DENVER — With only a few weeks to go in session, conference committee members are working through the state budget proposal sitting at $26.8 billion. Substance abuse is an area seeing millions of dollars in proposed funding.

The amendment would allocate an additional $8 million to the already $6 million in support for substance abuse treatment programs. The $14 million total would come from the Marijuana Tax Cash Fund.

Lawmakers shared the results in the needs assessment for the state of Colorado. They said while each region of the state has some unique issues and priorities, the following are common themes in the identified priorities for funding:

* Expanding Detox/Withdrawal Management Services: While the need is greater in rural areas, most of the state lacks adequate detox services for both social and medical detoxification. Law enforcement, hospitals, and other stakeholders point to the need for safe detox facilities that can decrease unnecessary incarceration and limit overuse of the emergency room and hospitals.

* Sustaining and Expanding Residential Treatment Services: Residential service offerings are severely lacking. There are existing programs that do not have adequate funding to open all their available beds. The average length of stay is 15-90 days, with costs between $275 to $350 per day to operate.

* Sustainable and Geographically Accessible Rural Outpatient Services: Outpatient services save lives, reduce ER and other medical costs, and return individuals to productive work. Outpatient clinics struggle to remain financially sustainable and find enough qualified professionals to provide the full range of needed services. Outpatient services also need to offer flexible hours and be located throughout the state.

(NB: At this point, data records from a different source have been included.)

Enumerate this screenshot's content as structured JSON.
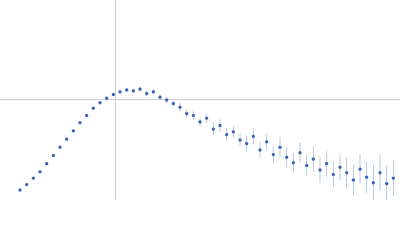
{
  "chart_data": {
    "type": "scatter",
    "xlim": [
      0,
      6
    ],
    "ylim": [
      0,
      2.2
    ],
    "reference_lines": {
      "x": 1.732,
      "y": 1.104
    },
    "series": [
      {
        "color": "#3a62b5",
        "error_color": "#a9bde0",
        "x": [
          0.3,
          0.4,
          0.5,
          0.6,
          0.7,
          0.8,
          0.9,
          1.0,
          1.1,
          1.2,
          1.3,
          1.4,
          1.5,
          1.6,
          1.7,
          1.8,
          1.9,
          2.0,
          2.1,
          2.2,
          2.3,
          2.4,
          2.5,
          2.6,
          2.7,
          2.8,
          2.9,
          3.0,
          3.1,
          3.2,
          3.3,
          3.4,
          3.5,
          3.6,
          3.7,
          3.8,
          3.9,
          4.0,
          4.1,
          4.2,
          4.3,
          4.4,
          4.5,
          4.6,
          4.7,
          4.8,
          4.9,
          5.0,
          5.1,
          5.2,
          5.3,
          5.4,
          5.5,
          5.6,
          5.7,
          5.8,
          5.9
        ],
        "values": [
          0.11,
          0.17,
          0.24,
          0.31,
          0.4,
          0.49,
          0.58,
          0.67,
          0.76,
          0.85,
          0.93,
          1.01,
          1.07,
          1.12,
          1.16,
          1.19,
          1.21,
          1.2,
          1.22,
          1.17,
          1.19,
          1.13,
          1.1,
          1.06,
          1.02,
          0.95,
          0.93,
          0.86,
          0.9,
          0.78,
          0.82,
          0.72,
          0.75,
          0.66,
          0.62,
          0.7,
          0.55,
          0.64,
          0.5,
          0.58,
          0.47,
          0.41,
          0.52,
          0.38,
          0.45,
          0.33,
          0.4,
          0.28,
          0.36,
          0.3,
          0.22,
          0.34,
          0.25,
          0.19,
          0.3,
          0.18,
          0.24
        ],
        "errors": [
          0.01,
          0.01,
          0.01,
          0.01,
          0.01,
          0.01,
          0.01,
          0.01,
          0.01,
          0.01,
          0.02,
          0.02,
          0.02,
          0.02,
          0.02,
          0.02,
          0.02,
          0.02,
          0.03,
          0.03,
          0.03,
          0.03,
          0.03,
          0.03,
          0.05,
          0.05,
          0.05,
          0.05,
          0.05,
          0.07,
          0.07,
          0.07,
          0.07,
          0.07,
          0.09,
          0.09,
          0.09,
          0.09,
          0.09,
          0.11,
          0.11,
          0.11,
          0.11,
          0.11,
          0.14,
          0.14,
          0.14,
          0.14,
          0.14,
          0.17,
          0.17,
          0.17,
          0.17,
          0.2,
          0.2,
          0.2,
          0.2
        ]
      }
    ]
  }
}
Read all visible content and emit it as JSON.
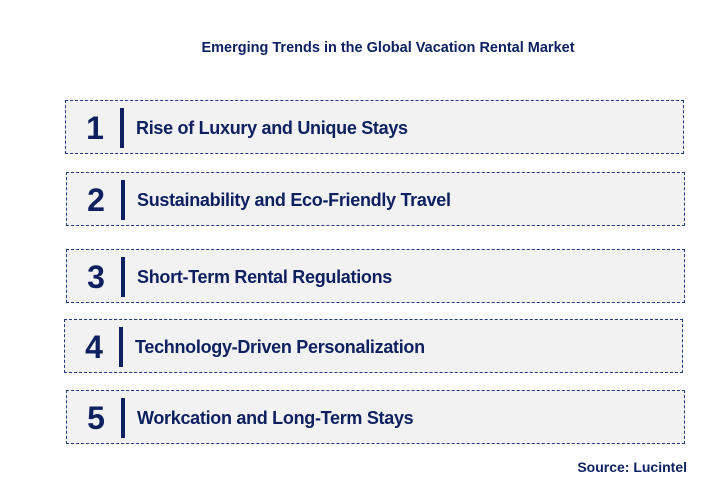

* Opioid Crisis Targeted Services: Some communities have been hit harder by the opioid crisis. They have prioritized targeted programming for opioid addiction and response.

* Care Coordination: Clients in need of treatment services often fail to get connected to the right services at the right time or fail to transition from one type of service to another level of care. Care coordination services can reduce relapse and save money.